1. Checkout the repo, or download the source, `git clone https://github.com/algorand/conduit.git && cd conduit`
2. Run `make conduit`.
3. The binary is created at `cmd/conduit/conduit`.

## Usage

Conduit is configured with a YAML file named `conduit.yml`. This file defines the pipeline behavior by enabling and configuring different plugins.

### Create `conduit.yml` configuration file

Use the `conduit init` subcommand to create a configuration template. Place the configuration template in a new data directory. By convention the directory is named `data` and is referred to as the data directory.

```sh
mkdir data
./conduit init > data/conduit.yml
```

A Conduit pipeline is composed of 3 components, [Importers](./conduit/plugins/importers/), [Processors](./conduit/plugins/processors/), and [Exporters](./conduit/plugins/exporters/).
Every pipeline must define exactly 1 Importer, exactly 1 Exporter, and can optionally define a series of 0 or more Processors. See a full list of available plugins with `conduit list` or the [plugin documentation page](./conduit/plugins).

Here is an example `conduit.yml` that configures two plugins:

```yaml
importer:
name: algod
config:
mode: "follower"
netaddr: "http://your-follower-node:1234"
token: "your API token"

# no processors defined for this configuration
processors:

exporter:
name: file_writer
config:
# the default config writes block data to the data directory.
```

The `conduit init` command can also be used to select which plugins to include in the template. The example below uses the standard algod importer and sends the data to PostgreSQL. This example does not use any processor plugins.
```sh
./conduit init --importer algod --exporter postgresql > data/conduit.yml
```

Before running Conduit you need to review and modify `conduit.yml` according to your environment.

### Run Conduit

Once configured, start Conduit with your data directory as an argument:
```sh
./conduit -d data
```

### Full Tutorials

* [Writing Blocks to Files Using Conduit](./docs/tutorials/WritingBlocksToFile.md)
* [Using Conduit to Populate an Indexer Database](./docs/tutorials/IndexerWriter.md)

# External Plugins

Conduit supports external plugins which can be developed by anyone.

For a list of available plugins and instructions on how to use them, see the [External Plugins](./docs/ExternalPlugins.md) page.

## External Plugin Development

See the [Plugin Development](./docs/PluginDevelopment.md) page for building a plugin.

# Contributing

Contributions are welcome!
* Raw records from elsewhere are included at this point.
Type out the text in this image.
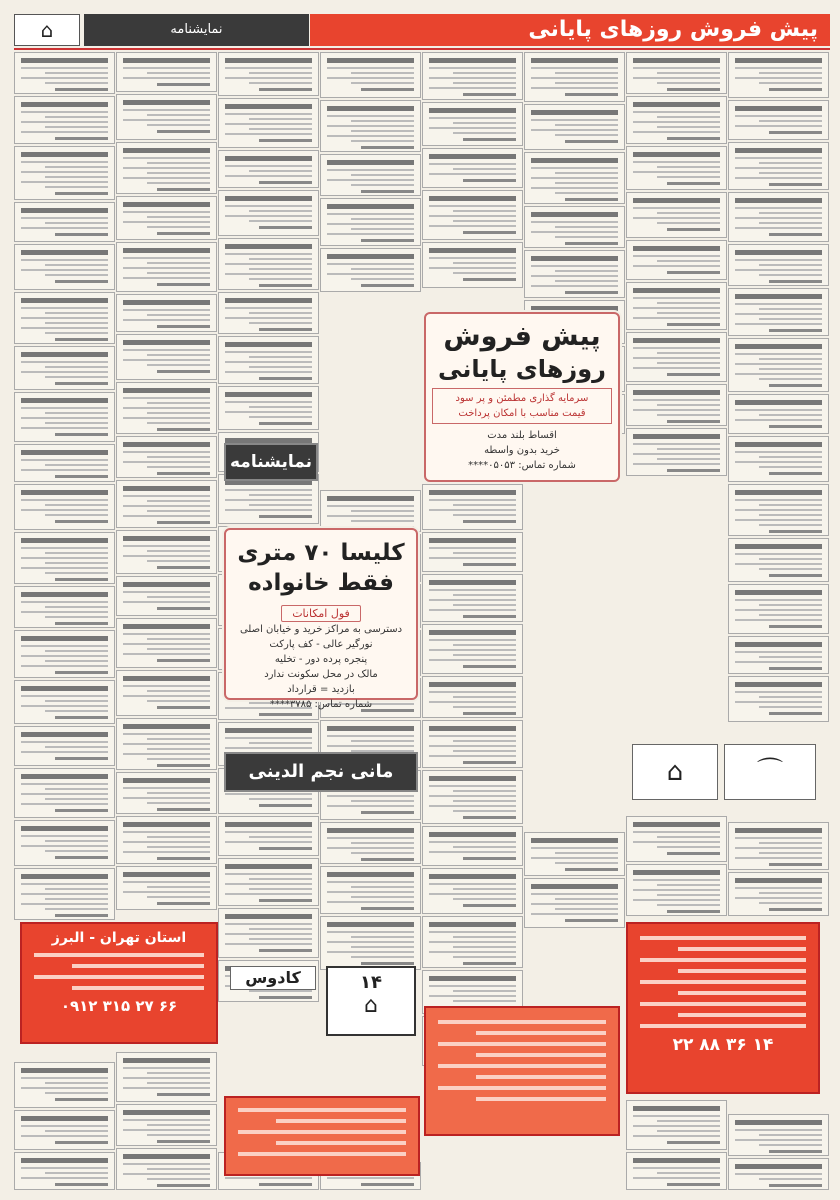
پیش فروش روزهای پایانی
نمایشنامه
⌂
پیش فروش
روزهای پایانی
سرمایه گذاری مطمئن و پر سود
قیمت مناسب با امکان پرداخت
اقساط بلند مدت
خرید بدون واسطه
شماره تماس: ۰۵۰۵۳****
نمایشنامه
کلیسا ۷۰ متری
فقط خانواده
فول امکانات
دسترسی به مراکز خرید و خیابان اصلی
نورگیر عالی - کف پارکت
پنجره پرده دور - تخلیه
مالک در محل سکونت ندارد
بازدید = قرارداد
شماره تماس: ۳۷۸۵****
مانی نجم الدینی
استان تهران - البرز
۰۹۱۲ ۳۱۵ ۲۷ ۶۶
۲۲ ۸۸ ۳۶ ۱۴
کادوس	۱۴
⌂
⌂	⌒
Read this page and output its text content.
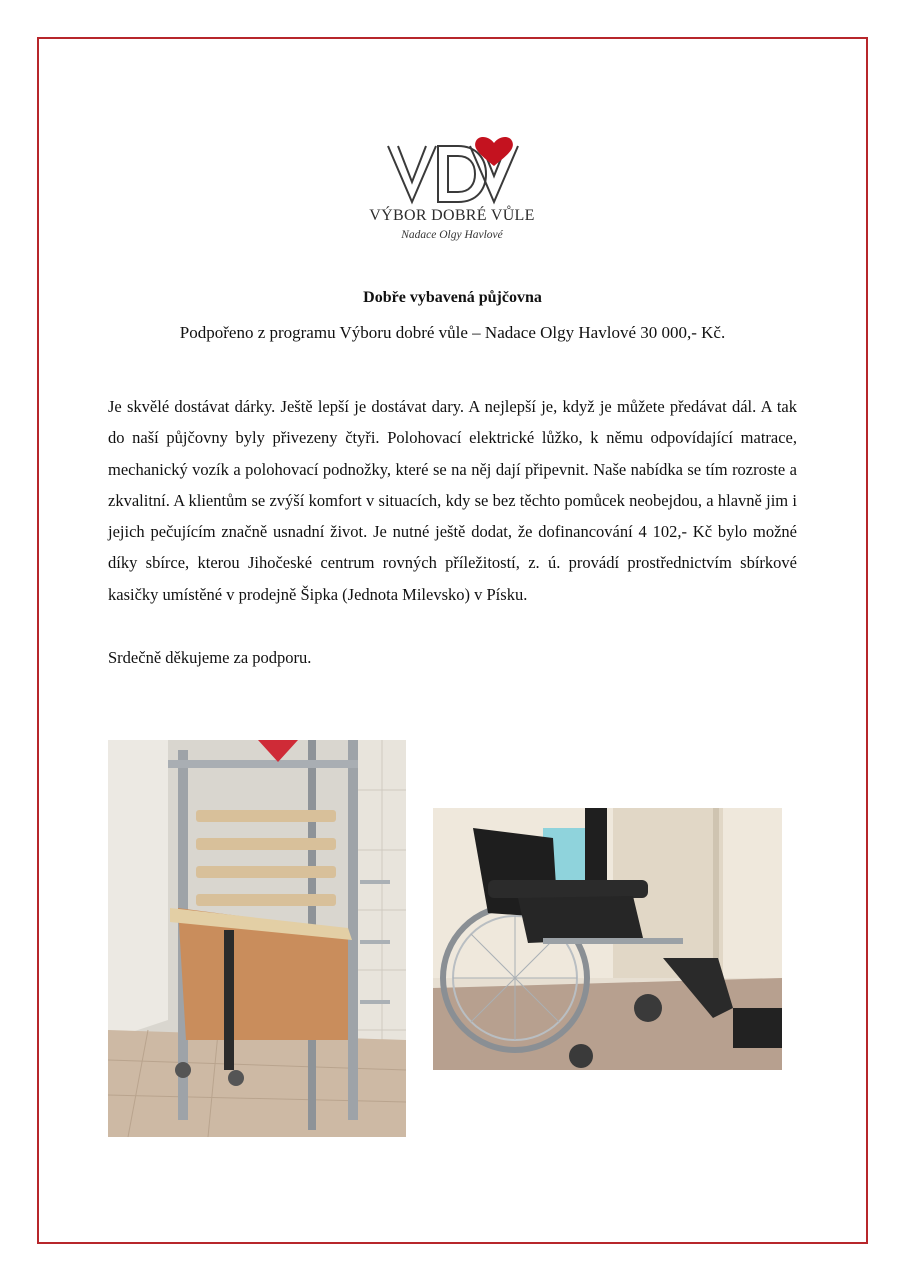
VÝBOR DOBRÉ VŮLE
Nadace Olgy Havlové
Dobře vybavená půjčovna
Podpořeno z programu Výboru dobré vůle – Nadace Olgy Havlové 30 000,- Kč.

Je skvělé dostávat dárky. Ještě lepší je dostávat dary. A nejlepší je, když je můžete předávat dál. A tak do naší půjčovny byly přivezeny čtyři. Polohovací elektrické lůžko, k němu odpovídající matrace, mechanický vozík a polohovací podnožky, které se na něj dají připevnit. Naše nabídka se tím rozroste a zkvalitní. A klientům se zvýší komfort v situacích, kdy se bez těchto pomůcek neobejdou, a hlavně jim i jejich pečujícím značně usnadní život. Je nutné ještě dodat, že dofinancování 4 102,- Kč bylo možné díky sbírce, kterou Jihočeské centrum rovných příležitostí, z. ú. provádí prostřednictvím sbírkové kasičky umístěné v prodejně Šipka (Jednota Milevsko) v Písku.

Srdečně děkujeme za podporu.
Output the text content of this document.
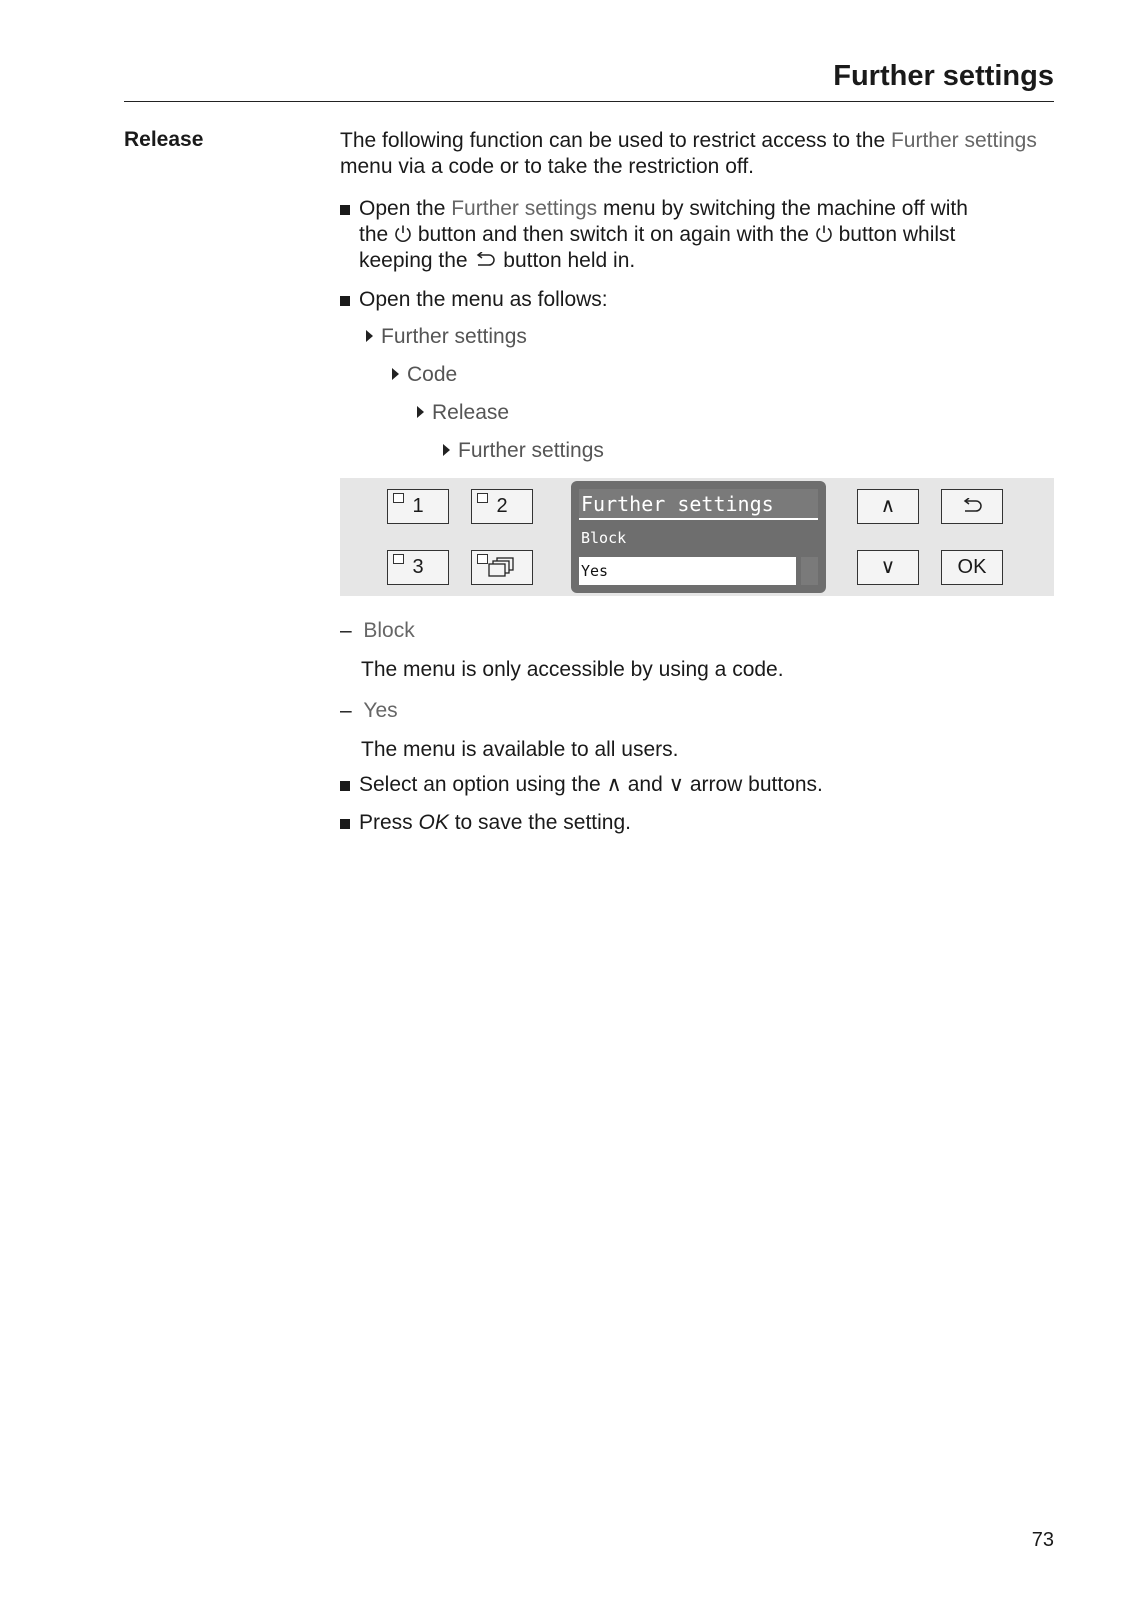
Further settings
Release	The following function can be used to restrict access to the Further settings menu via a code or to take the restriction off.
Open the Further settings menu by switching the machine off with
the  button and then switch it on again with the  button whilst
keeping the  button held in.
Open the menu as follows:
Further settings
Code
Release
Further settings
1	2
3
Further settings
Block
Yes
∧
∨	OK
– Block
The menu is only accessible by using a code.
– Yes
The menu is available to all users.
Select an option using the ∧ and ∨ arrow buttons.
Press OK to save the setting.
73
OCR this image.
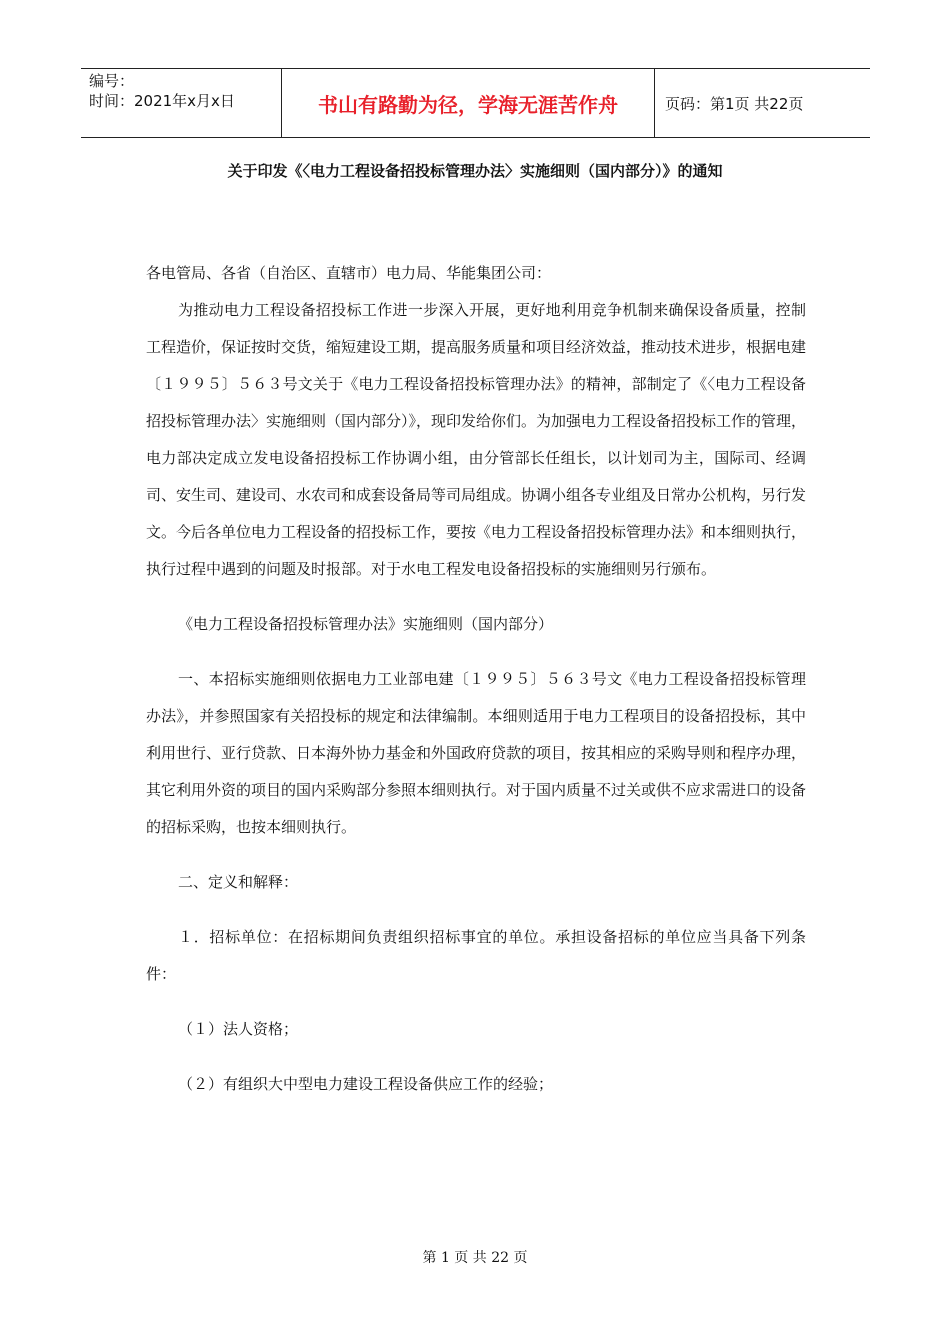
编号：
时间：2021年x月x日	书山有路勤为径，学海无涯苦作舟	页码：第1页 共22页
关于印发《〈电力工程设备招投标管理办法〉实施细则（国内部分）》的通知

各电管局、各省（自治区、直辖市）电力局、华能集团公司：

为推动电力工程设备招投标工作进一步深入开展，更好地利用竞争机制来确保设备质量，控制工程造价，保证按时交货，缩短建设工期，提高服务质量和项目经济效益，推动技术进步，根据电建〔１９９５〕５６３号文关于《电力工程设备招投标管理办法》的精神，部制定了《〈电力工程设备招投标管理办法〉实施细则（国内部分）》，现印发给你们。为加强电力工程设备招投标工作的管理，电力部决定成立发电设备招投标工作协调小组，由分管部长任组长，以计划司为主，国际司、经调司、安生司、建设司、水农司和成套设备局等司局组成。协调小组各专业组及日常办公机构，另行发文。今后各单位电力工程设备的招投标工作，要按《电力工程设备招投标管理办法》和本细则执行，执行过程中遇到的问题及时报部。对于水电工程发电设备招投标的实施细则另行颁布。

《电力工程设备招投标管理办法》实施细则（国内部分）

一、本招标实施细则依据电力工业部电建〔１９９５〕５６３号文《电力工程设备招投标管理办法》，并参照国家有关招投标的规定和法律编制。本细则适用于电力工程项目的设备招投标，其中利用世行、亚行贷款、日本海外协力基金和外国政府贷款的项目，按其相应的采购导则和程序办理，其它利用外资的项目的国内采购部分参照本细则执行。对于国内质量不过关或供不应求需进口的设备的招标采购，也按本细则执行。

二、定义和解释：

１．招标单位：在招标期间负责组织招标事宜的单位。承担设备招标的单位应当具备下列条件：

（１）法人资格；

（２）有组织大中型电力建设工程设备供应工作的经验；

第 1 页 共 22 页
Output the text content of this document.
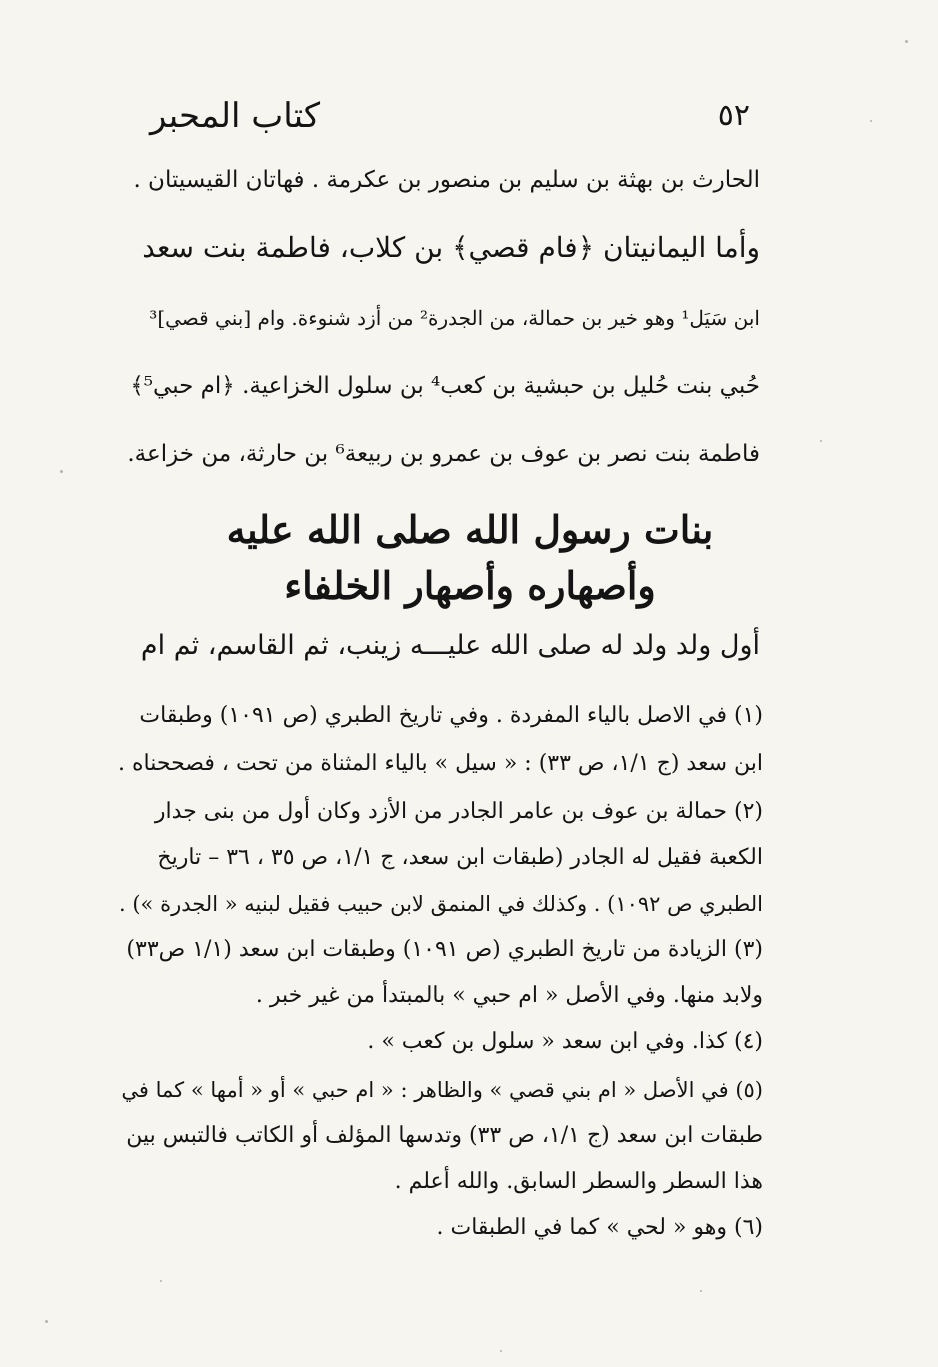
٥٢
كتاب المحبر
الحارث بن بهثة بن سليم بن منصور بن عكرمة . فهاتان القيسيتان .
وأما اليمانيتان ﴿فام قصي﴾ بن كلاب، فاطمة بنت سعد
ابن سَيَل¹ وهو خير بن حمالة، من الجدرة² من أزد شنوءة. وام [بني قصي]³
حُبي بنت حُليل بن حبشية بن كعب⁴ بن سلول الخزاعية. ﴿ام حبي⁵﴾
فاطمة بنت نصر بن عوف بن عمرو بن ربيعة⁶ بن حارثة، من خزاعة.
بنات رسول الله صلى الله عليه
وأصهاره وأصهار الخلفاء
أول ولد ولد له صلى الله عليـــه زينب، ثم القاسم، ثم ام
(١) في الاصل بالياء المفردة . وفي تاريخ الطبري (ص ١٠٩١) وطبقات
ابن سعد (ج ١/١، ص ٣٣) : « سيل » بالياء المثناة من تحت ، فصححناه .
(٢) حمالة بن عوف بن عامر الجادر من الأزد وكان أول من بنى جدار
الكعبة فقيل له الجادر (طبقات ابن سعد، ج ١/١، ص ٣٥ ، ٣٦ – تاريخ
الطبري ص ١٠٩٢) . وكذلك في المنمق لابن حبيب فقيل لبنيه « الجدرة ») .
(٣) الزيادة من تاريخ الطبري (ص ١٠٩١) وطبقات ابن سعد (١/١ ص٣٣)
ولابد منها. وفي الأصل « ام حبي » بالمبتدأ من غير خبر .
(٤) كذا. وفي ابن سعد « سلول بن كعب » .
(٥) في الأصل « ام بني قصي » والظاهر : « ام حبي » أو « أمها » كما في
طبقات ابن سعد (ج ١/١، ص ٣٣) وتدسها المؤلف أو الكاتب فالتبس بين
هذا السطر والسطر السابق. والله أعلم .
(٦) وهو « لحي » كما في الطبقات .
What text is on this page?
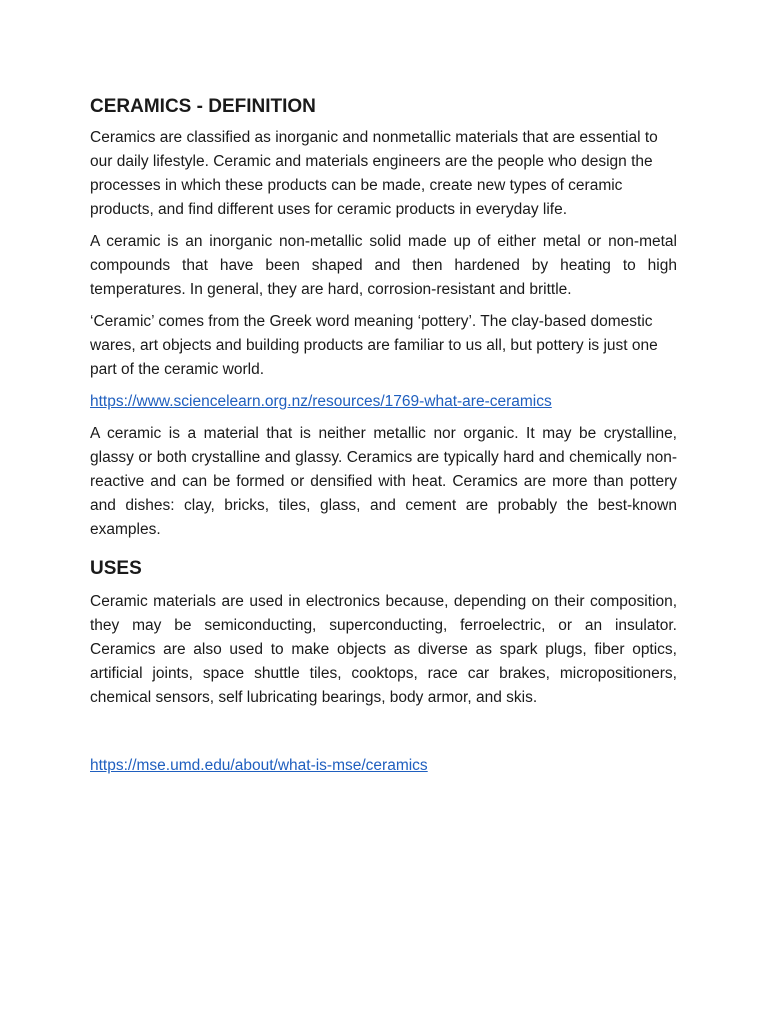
CERAMICS - DEFINITION

Ceramics are classified as inorganic and nonmetallic materials that are essential to our daily lifestyle. Ceramic and materials engineers are the people who design the processes in which these products can be made, create new types of ceramic products, and find different uses for ceramic products in everyday life.

A ceramic is an inorganic non-metallic solid made up of either metal or non-metal compounds that have been shaped and then hardened by heating to high temperatures. In general, they are hard, corrosion-resistant and brittle.

‘Ceramic’ comes from the Greek word meaning ‘pottery’. The clay-based domestic wares, art objects and building products are familiar to us all, but pottery is just one part of the ceramic world.

https://www.sciencelearn.org.nz/resources/1769-what-are-ceramics

A ceramic is a material that is neither metallic nor organic. It may be crystalline, glassy or both crystalline and glassy. Ceramics are typically hard and chemically non-reactive and can be formed or densified with heat. Ceramics are more than pottery and dishes: clay, bricks, tiles, glass, and cement are probably the best-known examples.

USES

Ceramic materials are used in electronics because, depending on their composition, they may be semiconducting, superconducting, ferroelectric, or an insulator. Ceramics are also used to make objects as diverse as spark plugs, fiber optics, artificial joints, space shuttle tiles, cooktops, race car brakes, micropositioners, chemical sensors, self lubricating bearings, body armor, and skis.

https://mse.umd.edu/about/what-is-mse/ceramics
Please refer to our [CONTRIBUTING](https://github.com/algorand/go-algorand/blob/master/CONTRIBUTING.md) document for general contribution guidelines.

# Migrating from Indexer 2.x

Conduit can be used to populate data from an existing [Indexer 2.x](https://github.com/algorand/indexer/) deployment as part of upgrading to Indexer 3.x. The v3 API is 100% backwards compatible with the v2 API.

We will continue to maintain Indexer 2.x up through November 1. From that point onward, subsequent consensus upgrades will only be compatible with Indexer 3.x when paired with Conduit.

To migrate, follow the [Using Conduit to Populate an Indexer Database](./docs/tutorials/IndexerWriter.md) tutorial. When you get to the step about setting up postgres, substitute your existing database connection string. Conduit will read the database to initialize the next round.